In the remarkable section, “THE BENEFIT OF HAVING A HUMAN BODY,” the tone shifts to prose and part mythic dreamscape. Here, Lee focuses on the body’s experience of nation-building and nation-collapse. Lines like “Grant him a visa, he who eats with a spoon, document a tattered list of names” (17), “I help by explaining a Medicaid letter to her” (87) and “Should I emigrate if the opportunity arises” (90) point to stories of immigration and other arrivals as they play out in intergenerational relationships. Lee writes the body arrested in transit between several nations and ideas of nations: “I see that there are mirrors that stand between us and the lands we claim as home” (92) and “I hallucinate this landscape, and am myself a mirage” (93). The body “emerges and drops,” looking for a place to land, looking for a place to hide.

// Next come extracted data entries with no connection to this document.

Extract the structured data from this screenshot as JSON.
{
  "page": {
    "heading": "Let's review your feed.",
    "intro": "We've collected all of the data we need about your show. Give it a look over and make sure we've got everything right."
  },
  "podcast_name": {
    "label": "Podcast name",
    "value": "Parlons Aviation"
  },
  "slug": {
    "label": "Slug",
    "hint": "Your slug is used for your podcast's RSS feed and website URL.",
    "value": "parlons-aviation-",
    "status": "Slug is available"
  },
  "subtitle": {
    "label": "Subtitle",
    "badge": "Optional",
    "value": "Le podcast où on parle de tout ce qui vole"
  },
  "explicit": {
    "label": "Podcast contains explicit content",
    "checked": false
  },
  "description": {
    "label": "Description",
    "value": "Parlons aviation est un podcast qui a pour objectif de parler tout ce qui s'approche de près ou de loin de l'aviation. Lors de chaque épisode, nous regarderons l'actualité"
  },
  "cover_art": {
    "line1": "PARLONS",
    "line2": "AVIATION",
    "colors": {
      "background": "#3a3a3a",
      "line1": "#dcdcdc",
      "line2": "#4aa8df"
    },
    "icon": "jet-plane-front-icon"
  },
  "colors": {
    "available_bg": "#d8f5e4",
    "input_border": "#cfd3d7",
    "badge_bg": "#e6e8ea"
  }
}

And inevitably, regardless arrival, regardless the many small and difficult decisions, compromises, and sacrifices that lead a body or its spirit there, it is never what it seemed to be. That quality of air you brace yourself for, that headlong into another ocean’s wrap, a new sound’s spray, out of it you emerge and drop. How does it dissolve, shutting past? The seams that hold things together also keep them at bay, just like the body is a barrier and embrace. I mention these things to you very softly, and only when I think you are asleep. And the expression of them, is that so meaningful, and what (95).
* Formatting for some of these quotes appears differently due to blog constraints.